Board of Trustees Chairman Patrick O’Connor previously said he would recuse himself from discussions on the honorary degree. O’Connor represented Cosby in 2005 when he first faced allegations of sexual assault.
Bill Cosby’s spokesman says the 80-year-old comedian is feeling great, and confident he did nothing wrong, one day after being found guilty on three counts of aggravated indecent assault.
Andrew Wyatt tells ABC’s “Good Morning America” on Friday that Cosby is spending time with his wife, Camille, less than 24 hours after hearing the guilty verdict.
Wyatt says Cosby maintains his innocence.
On Thursday, Cosby was convicted of drugging and molesting Temple University employee Andrea Constand at his suburban Philadelphia mansion in January 2004.

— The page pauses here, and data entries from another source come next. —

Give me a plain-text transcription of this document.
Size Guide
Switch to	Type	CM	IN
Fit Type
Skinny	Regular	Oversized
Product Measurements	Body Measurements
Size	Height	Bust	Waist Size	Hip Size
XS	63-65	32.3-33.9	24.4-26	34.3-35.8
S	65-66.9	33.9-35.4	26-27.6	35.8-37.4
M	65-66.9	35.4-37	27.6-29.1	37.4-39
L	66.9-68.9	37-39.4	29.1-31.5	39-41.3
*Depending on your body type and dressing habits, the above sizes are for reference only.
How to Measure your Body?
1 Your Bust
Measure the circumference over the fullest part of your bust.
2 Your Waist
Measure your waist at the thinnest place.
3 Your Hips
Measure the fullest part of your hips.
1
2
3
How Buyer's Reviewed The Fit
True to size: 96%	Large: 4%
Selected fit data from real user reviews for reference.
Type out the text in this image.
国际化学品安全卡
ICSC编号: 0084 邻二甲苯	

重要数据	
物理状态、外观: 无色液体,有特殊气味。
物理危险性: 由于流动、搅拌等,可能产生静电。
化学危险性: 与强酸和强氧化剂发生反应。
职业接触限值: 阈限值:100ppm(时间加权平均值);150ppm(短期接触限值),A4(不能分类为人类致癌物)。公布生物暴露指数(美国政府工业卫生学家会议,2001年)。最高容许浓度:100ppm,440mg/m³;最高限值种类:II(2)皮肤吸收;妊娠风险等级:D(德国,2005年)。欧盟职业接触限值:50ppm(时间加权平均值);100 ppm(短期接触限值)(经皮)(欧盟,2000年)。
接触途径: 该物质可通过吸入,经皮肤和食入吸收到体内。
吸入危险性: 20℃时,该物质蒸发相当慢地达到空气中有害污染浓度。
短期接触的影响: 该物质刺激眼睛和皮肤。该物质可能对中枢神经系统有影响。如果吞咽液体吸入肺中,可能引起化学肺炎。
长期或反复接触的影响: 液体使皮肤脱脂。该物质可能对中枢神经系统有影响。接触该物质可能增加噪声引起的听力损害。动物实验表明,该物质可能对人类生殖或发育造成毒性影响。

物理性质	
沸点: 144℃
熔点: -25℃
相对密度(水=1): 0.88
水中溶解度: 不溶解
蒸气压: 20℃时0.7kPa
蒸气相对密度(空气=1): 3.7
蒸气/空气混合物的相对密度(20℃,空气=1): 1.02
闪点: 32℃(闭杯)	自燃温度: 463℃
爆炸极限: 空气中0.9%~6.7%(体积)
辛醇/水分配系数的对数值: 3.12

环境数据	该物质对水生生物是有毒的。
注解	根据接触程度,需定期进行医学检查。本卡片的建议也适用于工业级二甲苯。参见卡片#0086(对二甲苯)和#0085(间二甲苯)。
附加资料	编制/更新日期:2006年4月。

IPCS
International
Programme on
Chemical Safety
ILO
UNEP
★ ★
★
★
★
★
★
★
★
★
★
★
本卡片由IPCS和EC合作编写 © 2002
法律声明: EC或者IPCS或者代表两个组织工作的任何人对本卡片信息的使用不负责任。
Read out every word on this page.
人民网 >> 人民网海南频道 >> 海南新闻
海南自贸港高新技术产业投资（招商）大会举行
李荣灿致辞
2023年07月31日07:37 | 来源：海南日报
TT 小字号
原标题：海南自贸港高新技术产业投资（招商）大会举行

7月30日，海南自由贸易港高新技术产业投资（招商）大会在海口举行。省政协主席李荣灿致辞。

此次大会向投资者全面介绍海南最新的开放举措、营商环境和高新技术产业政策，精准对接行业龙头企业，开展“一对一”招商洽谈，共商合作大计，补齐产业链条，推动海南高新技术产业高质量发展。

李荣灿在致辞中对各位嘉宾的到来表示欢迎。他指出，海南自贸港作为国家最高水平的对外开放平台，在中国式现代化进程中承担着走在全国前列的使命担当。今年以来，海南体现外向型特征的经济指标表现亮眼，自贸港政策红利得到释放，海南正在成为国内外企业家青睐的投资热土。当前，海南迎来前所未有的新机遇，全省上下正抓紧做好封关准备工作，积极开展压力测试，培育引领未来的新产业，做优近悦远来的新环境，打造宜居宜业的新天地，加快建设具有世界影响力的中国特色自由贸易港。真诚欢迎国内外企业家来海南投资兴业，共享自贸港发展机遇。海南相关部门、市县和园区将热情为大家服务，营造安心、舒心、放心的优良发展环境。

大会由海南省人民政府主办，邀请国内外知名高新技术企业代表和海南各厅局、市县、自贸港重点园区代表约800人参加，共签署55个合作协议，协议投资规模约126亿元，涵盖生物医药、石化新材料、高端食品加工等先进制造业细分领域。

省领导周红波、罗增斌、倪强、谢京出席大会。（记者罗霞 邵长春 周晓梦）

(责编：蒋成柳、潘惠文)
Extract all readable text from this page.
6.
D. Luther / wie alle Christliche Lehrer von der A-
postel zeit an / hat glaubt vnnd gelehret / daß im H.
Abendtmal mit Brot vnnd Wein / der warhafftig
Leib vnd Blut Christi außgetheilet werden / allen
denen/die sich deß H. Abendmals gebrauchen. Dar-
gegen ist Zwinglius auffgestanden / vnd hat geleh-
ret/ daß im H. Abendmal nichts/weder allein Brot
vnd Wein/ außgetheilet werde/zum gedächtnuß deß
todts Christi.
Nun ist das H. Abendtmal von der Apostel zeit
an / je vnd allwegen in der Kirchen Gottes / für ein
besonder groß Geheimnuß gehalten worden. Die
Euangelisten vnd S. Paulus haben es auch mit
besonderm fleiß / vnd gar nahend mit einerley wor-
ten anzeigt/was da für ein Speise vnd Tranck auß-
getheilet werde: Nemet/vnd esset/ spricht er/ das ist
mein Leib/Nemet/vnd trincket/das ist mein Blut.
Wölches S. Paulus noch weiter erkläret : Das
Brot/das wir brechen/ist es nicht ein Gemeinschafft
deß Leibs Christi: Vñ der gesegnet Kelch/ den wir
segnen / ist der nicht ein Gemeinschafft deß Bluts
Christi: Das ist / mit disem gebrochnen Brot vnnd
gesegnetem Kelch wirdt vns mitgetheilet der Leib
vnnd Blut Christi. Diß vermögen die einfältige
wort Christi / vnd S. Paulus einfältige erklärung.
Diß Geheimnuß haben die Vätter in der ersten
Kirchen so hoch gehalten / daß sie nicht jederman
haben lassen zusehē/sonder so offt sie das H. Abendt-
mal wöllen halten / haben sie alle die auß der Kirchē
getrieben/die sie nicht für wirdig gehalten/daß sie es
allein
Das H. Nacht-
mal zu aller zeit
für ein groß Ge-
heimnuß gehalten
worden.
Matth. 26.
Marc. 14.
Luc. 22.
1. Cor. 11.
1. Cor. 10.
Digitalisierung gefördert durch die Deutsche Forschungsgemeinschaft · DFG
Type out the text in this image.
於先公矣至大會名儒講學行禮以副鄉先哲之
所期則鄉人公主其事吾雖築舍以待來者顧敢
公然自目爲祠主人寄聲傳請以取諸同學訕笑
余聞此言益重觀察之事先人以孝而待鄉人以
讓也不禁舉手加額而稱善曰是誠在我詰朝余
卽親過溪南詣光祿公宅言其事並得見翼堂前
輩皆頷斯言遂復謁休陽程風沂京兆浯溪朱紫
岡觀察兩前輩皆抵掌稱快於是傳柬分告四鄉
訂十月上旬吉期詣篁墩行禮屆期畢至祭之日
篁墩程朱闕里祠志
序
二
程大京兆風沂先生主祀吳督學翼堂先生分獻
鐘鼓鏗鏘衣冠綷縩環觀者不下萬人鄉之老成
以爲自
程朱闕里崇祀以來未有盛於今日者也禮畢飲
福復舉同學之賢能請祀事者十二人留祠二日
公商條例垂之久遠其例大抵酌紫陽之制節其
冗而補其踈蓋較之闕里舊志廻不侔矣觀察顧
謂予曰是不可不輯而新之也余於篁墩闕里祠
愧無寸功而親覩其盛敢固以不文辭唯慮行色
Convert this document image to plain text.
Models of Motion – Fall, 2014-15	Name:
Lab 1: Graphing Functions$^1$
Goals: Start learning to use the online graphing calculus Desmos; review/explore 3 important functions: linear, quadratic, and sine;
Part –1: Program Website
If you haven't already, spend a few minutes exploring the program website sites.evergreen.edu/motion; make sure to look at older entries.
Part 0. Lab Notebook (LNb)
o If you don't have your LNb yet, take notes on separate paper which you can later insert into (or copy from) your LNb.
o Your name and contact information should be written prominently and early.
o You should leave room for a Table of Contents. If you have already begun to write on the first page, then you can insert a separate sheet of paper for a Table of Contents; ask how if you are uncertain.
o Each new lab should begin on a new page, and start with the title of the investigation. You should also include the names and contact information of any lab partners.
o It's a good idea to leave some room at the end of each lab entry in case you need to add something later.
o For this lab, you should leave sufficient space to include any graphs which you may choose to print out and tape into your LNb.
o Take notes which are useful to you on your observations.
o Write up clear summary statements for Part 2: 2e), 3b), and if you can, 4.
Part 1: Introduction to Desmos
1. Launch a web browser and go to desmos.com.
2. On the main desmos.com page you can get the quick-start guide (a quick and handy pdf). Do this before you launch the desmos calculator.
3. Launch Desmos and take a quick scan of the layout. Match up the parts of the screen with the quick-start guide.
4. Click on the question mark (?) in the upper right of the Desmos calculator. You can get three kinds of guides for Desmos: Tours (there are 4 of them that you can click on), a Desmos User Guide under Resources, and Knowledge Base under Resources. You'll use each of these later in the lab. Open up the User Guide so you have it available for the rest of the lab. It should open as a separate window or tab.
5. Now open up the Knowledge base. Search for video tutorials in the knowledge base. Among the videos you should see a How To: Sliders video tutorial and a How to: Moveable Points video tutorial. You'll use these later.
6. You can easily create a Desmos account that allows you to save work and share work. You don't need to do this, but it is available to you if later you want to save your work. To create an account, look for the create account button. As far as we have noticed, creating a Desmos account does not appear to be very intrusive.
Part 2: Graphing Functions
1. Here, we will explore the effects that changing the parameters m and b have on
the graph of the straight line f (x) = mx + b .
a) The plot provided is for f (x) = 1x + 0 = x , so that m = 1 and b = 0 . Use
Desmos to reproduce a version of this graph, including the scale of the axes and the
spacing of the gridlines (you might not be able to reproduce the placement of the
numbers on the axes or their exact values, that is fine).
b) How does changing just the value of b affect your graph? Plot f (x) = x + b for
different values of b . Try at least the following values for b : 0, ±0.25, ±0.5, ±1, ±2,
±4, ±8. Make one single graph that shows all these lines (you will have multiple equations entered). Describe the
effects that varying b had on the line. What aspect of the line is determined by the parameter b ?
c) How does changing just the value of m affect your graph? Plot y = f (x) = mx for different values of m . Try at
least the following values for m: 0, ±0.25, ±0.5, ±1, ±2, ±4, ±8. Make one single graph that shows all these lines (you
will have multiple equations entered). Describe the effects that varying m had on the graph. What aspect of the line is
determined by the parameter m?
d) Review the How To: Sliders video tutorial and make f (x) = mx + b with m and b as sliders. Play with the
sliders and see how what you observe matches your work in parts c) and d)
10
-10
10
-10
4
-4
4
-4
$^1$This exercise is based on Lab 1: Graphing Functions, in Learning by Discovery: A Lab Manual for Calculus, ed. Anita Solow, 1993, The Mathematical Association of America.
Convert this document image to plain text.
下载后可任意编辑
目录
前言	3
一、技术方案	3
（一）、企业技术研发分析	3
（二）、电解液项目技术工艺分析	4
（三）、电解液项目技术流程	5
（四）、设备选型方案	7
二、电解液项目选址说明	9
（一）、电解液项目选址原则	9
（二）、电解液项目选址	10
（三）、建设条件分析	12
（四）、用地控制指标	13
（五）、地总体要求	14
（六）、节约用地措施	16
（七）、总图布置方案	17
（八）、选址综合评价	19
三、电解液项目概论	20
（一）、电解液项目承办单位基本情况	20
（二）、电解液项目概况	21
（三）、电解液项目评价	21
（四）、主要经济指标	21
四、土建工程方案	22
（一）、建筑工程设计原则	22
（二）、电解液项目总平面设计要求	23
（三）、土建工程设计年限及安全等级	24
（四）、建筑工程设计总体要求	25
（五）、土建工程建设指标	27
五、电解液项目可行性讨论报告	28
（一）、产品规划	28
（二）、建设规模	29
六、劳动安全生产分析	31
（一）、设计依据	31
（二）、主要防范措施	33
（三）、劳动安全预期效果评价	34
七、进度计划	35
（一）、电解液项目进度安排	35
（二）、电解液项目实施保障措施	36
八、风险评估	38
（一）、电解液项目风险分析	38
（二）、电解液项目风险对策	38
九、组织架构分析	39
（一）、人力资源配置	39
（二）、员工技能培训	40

Cosby could be headed to prison when he is sentenced in 60 to 90 days. His lawyer, Tom Mesereau, has said “the fight is not over” and said he will appeal.
Bill Cosby’s chief accuser says in a Twitter post that “truth prevails.”
Andrea Constand tweeted Friday morning a “very profound and heartfelt thank you” to the Commonwealth of Pennsylvania for its service and sacrifices. She followed by saying congratulations, and that truth prevails.
A jury found the 80-year-old entertainer guilty Thursday of three counts of aggravated indecent assault. He was charged with violating Constand, a Temple University employee, at his suburban Philadelphia home in 2004.
The guilty verdict came less than a year after another jury deadlocked on the charges.
Montgomery County District Attorney Kevin Steele has praised Constand as the “first courageous person” to go public with her allegations that Cosby drugged and molested her.
One of Bill Cosby’s accusers says she wouldn’t be heartbroken if he spent the rest of his life in jail and even died in prison following the 80-year-old comedian’s conviction on charges he sexually assaulted a woman at his suburban Philadelphia home.
Cosby accuser Janice Baker-Kinney, who alleges he drugged and raped her in 1982, told ABC’s “Good Morning America” on Friday that it is essential Cosby spend time in jail.
A jury outside Philadelphia convicted the “Cosby Show” star on Thursday of three counts of aggravated indecent assault. The guilty verdict came less than a year after another jury deadlocked on the charges.
He is to be sentenced in 60 to 90 days.
Bill Cosby could be headed to prison at age 80 for sexual assault for the rest of his life, vindicating a multitude of women who doubted anyone would ever believe their word against that of America’s Dad.
The comedian was convicted Thursday of drugging and molesting Temple University employee Andrea Constand at his suburban Philadelphia mansion in January 2004.
Women’s advocates called the verdict a turning point in the #MeToo movement that proved what Cosby’s accusers had been saying: His nice-guy image was a sham.
The verdict in the first big celebrity trial of the #MeToo era sealed the downfall of an entertainer who broke racial barriers in Hollywood on his way to TV superstardom as sweater-wearing, wisdom-dispensing Dr. Cliff Huxtable.
The Associated Press does not typically identify people who say they are victims of sexual assault unless they grant permission. Constand has done so.